Они находились в морге, квадратном помещении с сорока восьмью морозильными камерами и четырьмя холодильными установками, деревянной меркой и гидравлической тележкой, поднимавшейся на любую высоту, чтобы можно было укладывать тела в самые верхние камеры и извлекать их оттуда. Все эти действия полагалось фиксировать в находившихся здесь же регистрационных журналах, один из которых предназначался для умерших в больнице, другой — для тех, кто расстался с жизнью за ее пределами. Хартман только что вернулся из мужской раздевалки — помещения на редкость мрачного. Шкафчики там были обшарпанные, заполненные разнообразными предметами мужского гардероба, многие из которых, казалось, навсегда пропитались потом. Кроме них обстановку раздевалки составляли несколько стареньких тренажеров, а стены украшала поразительно богатая коллекция порнографии. Имелся там и небольшой душ вкупе с совсем уж крохотным туалетом. Насколько это помещение соответствовало гигиеническим нормам, Хартман не знал — у него никогда не хватало духу задерживаться там надолго.
Прежде чем переодеться, требовалось найти место, где можно было бы расположиться и сложить свою одежду: пол в раздевалке уже давно не мыли, все крючки были либо заняты, либо отломаны, а шкафчики заперты — что казалось Хартману вполне логичным. Не менее сложно было отыскать относительно чистый синий форменный халат — как правило, для этого приходилось наносить визит в прачечную, напоминавшую кадр из фильма ужасов. Завершался процесс переодевания поиском бахил. Несмотря на то что бахилы Хартмана были подписаны, ими, по всей видимости, периодически пользовался кто-то еще.

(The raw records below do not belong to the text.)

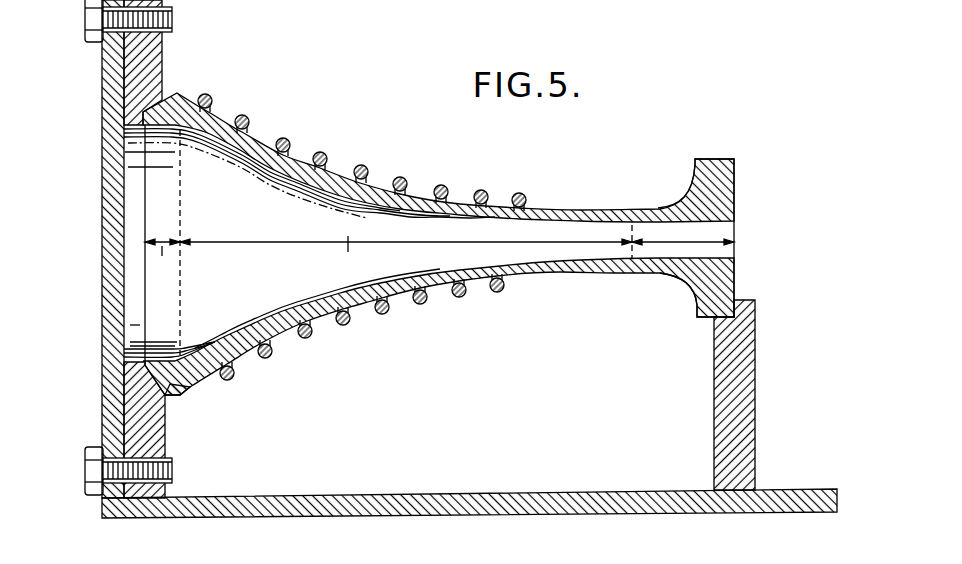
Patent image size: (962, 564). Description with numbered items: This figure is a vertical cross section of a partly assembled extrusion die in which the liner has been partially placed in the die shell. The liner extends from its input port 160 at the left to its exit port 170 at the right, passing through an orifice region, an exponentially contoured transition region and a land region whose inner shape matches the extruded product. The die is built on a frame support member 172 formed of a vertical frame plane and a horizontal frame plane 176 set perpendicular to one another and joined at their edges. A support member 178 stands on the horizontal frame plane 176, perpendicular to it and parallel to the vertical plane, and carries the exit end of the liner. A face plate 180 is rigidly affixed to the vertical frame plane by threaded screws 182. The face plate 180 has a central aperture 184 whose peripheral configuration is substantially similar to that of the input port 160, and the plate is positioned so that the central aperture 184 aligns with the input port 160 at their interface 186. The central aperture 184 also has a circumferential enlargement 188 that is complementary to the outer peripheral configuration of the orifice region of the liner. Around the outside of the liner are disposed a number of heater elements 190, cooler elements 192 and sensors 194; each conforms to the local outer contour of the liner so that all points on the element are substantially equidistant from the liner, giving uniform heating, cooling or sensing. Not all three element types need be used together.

The input port 160 is at (166, 212).
The exit port 170 is at (740, 229).
The frame support member 172 is at (108, 101).
The horizontal frame plane 176 is at (431, 495).
The support member 178 is at (718, 386).
The face plate 180 is at (135, 411).
The threaded screws 182 is at (86, 19).
The central aperture 184 is at (135, 327).
The interface 186 is at (144, 293).
The circumferential enlargement 188 is at (187, 385).
The heater elements 190 is at (207, 95).
The cooler elements 192 is at (246, 116).
The sensors 194 is at (285, 139).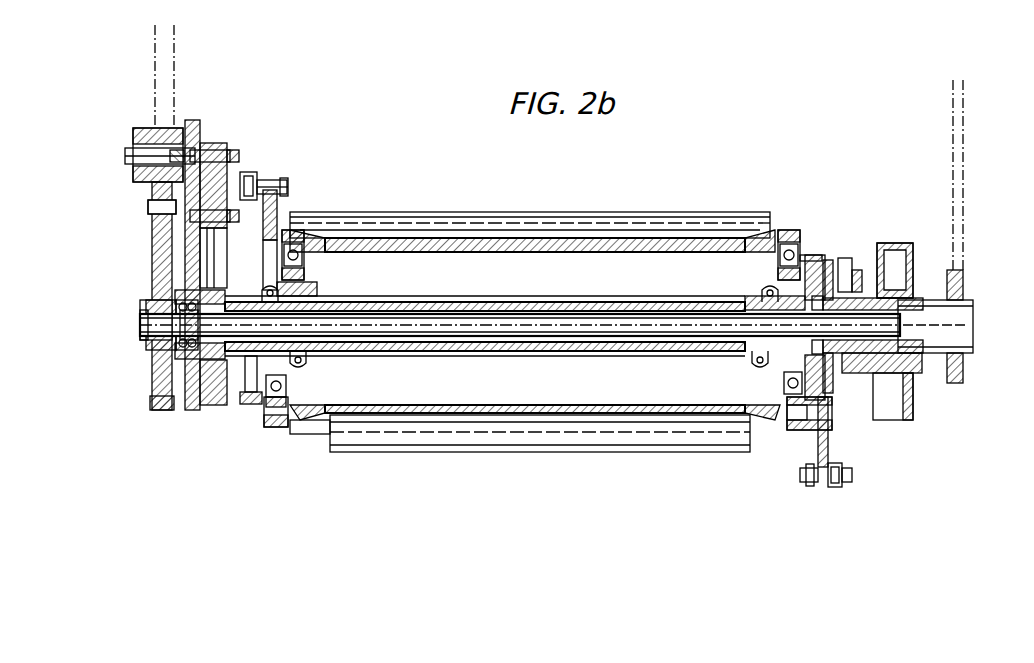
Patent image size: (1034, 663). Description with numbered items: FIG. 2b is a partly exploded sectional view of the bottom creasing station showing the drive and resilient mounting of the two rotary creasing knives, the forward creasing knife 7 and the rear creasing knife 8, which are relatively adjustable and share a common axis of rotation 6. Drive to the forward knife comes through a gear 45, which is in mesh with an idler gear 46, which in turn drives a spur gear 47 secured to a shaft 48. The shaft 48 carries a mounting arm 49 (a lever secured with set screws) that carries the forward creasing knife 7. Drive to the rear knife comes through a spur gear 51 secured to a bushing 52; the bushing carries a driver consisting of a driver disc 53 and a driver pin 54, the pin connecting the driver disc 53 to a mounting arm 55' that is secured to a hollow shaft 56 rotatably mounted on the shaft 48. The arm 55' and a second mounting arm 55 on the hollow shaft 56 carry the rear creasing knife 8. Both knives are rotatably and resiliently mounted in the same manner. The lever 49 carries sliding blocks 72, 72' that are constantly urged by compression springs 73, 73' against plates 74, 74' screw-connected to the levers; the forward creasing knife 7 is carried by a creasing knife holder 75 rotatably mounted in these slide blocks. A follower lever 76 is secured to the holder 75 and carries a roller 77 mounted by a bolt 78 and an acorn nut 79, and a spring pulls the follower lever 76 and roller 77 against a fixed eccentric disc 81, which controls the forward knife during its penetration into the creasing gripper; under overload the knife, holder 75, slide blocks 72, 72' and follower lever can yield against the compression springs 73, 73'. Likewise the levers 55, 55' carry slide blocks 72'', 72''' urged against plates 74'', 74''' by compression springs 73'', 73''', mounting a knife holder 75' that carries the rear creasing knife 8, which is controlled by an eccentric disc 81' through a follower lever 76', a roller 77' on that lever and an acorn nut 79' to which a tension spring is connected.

The common axis of rotation 6 is at (92, 352).
The forward creasing knife 7 is at (512, 443).
The rear creasing knife 8 is at (496, 212).
The gear 45 is at (150, 138).
The idler gear 46 is at (126, 238).
The spur gear 47 is at (130, 278).
The shaft 48 is at (486, 314).
The mounting arm 49 is at (282, 374).
The spur gear 51 is at (963, 276).
The bushing 52 is at (973, 320).
The driver disc 53 is at (828, 260).
The driver pin 54 is at (808, 256).
The mounting arm 55 is at (330, 290).
The mounting arm 55' is at (737, 290).
The hollow shaft 56 is at (456, 352).
The sliding block 72 is at (291, 432).
The sliding block 72' is at (779, 438).
The slide block 72'' is at (324, 228).
The slide block 72''' is at (805, 226).
The compression spring 73 is at (254, 410).
The compression spring 73' is at (769, 386).
The compression spring 73'' is at (329, 263).
The compression spring 73''' is at (759, 264).
The plate 74 is at (262, 436).
The plate 74' is at (795, 433).
The plate 74'' is at (313, 199).
The plate 74''' is at (759, 206).
The creasing knife holder 75 is at (535, 394).
The knife holder 75' is at (532, 215).
The follower lever 76 is at (848, 432).
The follower lever 76' is at (252, 240).
The roller 77 is at (824, 490).
The roller 77' is at (252, 160).
The bolt 78 is at (852, 476).
The acorn nut 79 is at (789, 484).
The acorn nut 79' is at (282, 167).
The eccentric disc 81 is at (861, 257).
The eccentric disc 81' is at (225, 396).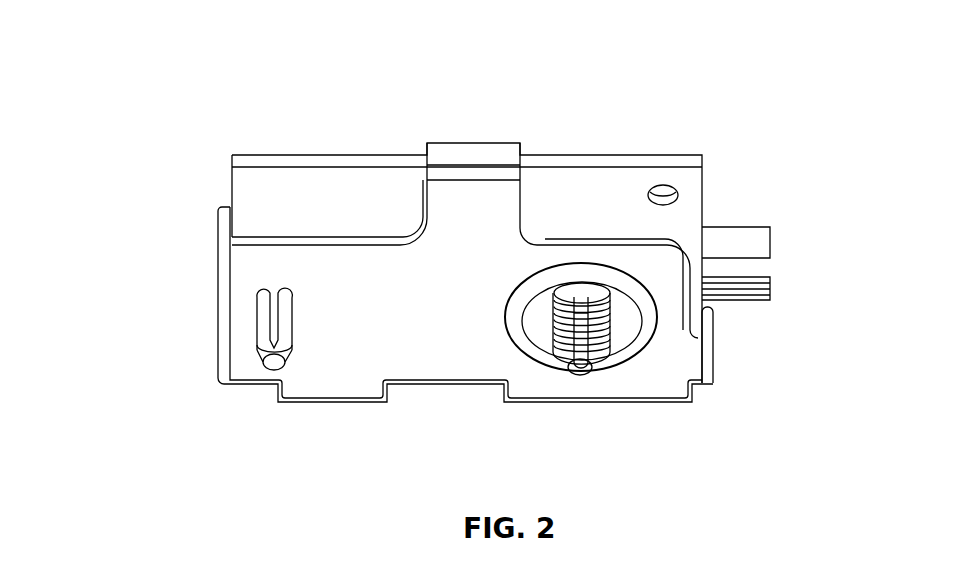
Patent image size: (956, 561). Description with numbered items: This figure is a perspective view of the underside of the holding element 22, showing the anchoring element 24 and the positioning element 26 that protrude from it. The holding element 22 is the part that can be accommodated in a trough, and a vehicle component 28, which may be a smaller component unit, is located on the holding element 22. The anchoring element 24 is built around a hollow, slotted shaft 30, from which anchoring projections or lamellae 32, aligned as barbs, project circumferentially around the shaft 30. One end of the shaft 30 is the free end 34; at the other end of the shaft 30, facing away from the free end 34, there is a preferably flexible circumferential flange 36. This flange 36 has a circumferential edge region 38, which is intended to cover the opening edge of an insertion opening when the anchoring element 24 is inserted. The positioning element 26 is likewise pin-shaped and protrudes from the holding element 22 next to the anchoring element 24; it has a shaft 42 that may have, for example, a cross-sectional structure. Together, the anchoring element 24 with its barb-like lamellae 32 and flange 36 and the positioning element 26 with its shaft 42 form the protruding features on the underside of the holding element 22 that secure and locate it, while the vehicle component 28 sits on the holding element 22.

Переодевшись, Хартман направлялся в прозекторскую, но, чтобы попасть туда, ему требовалось пройти через помещение с морозильными камерами, мимо комнаты, где хранились инструменты и образцы для гистологических исследований. Нередко Хартман заставал там кого-нибудь из ординаторов, проводивших внутриутробное вскрытие. И всякий раз при этом Хартман чувствовал, как в нем поднимается волна симпатии к этому бедолаге, — настолько живо воскресали в его памяти отвратительные картинки, которые он ежедневно наблюдал, будучи сотрудником отделения педиатрической патологии.
В этой же комнате находились халаты, пластиковые фартуки и резиновые перчатки. Вернее, должны были находиться — при условии, что их запасы своевременно пополнены. На сей раз Хартману улыбнулась удача, и он направился прямиком в прозекторскую. Тут-то его и окликнул Дэнни.
Дэнни был высоким тощим парнем с короткой стрижкой. Он утверждал, что за свою недолгую жизнь успел приобрести твердые представления о ней, именовал себя скинхедом и всеми своими поступками старался поддерживать этот имидж. Конечно, у Хартмана никогда не было желания вступать с Дэнни в серьезные разговоры и тем более подсмеиваться над его рыжими волосами и веснушчатым лицом. Дэнни любил предаваться воспоминаниям о драках, из которых вышел победителем, о людях, которых он «приложил», и о женщинах, которых «оттрахал». Тем не менее Дэнни был Хартману симпатичен. Несмотря на вызывающую грубость, он был смышленым и по-своему приятным парнем. Кроме того, хорошие отношения с Дэнни приносили ему неплохие дивиденды в виде помощи во время вскрытий (обычно лаборанты не столько помогали, сколько мешали) и регулярного поступления документов на кремацию и, соответственно, полагавшуюся за это оплату.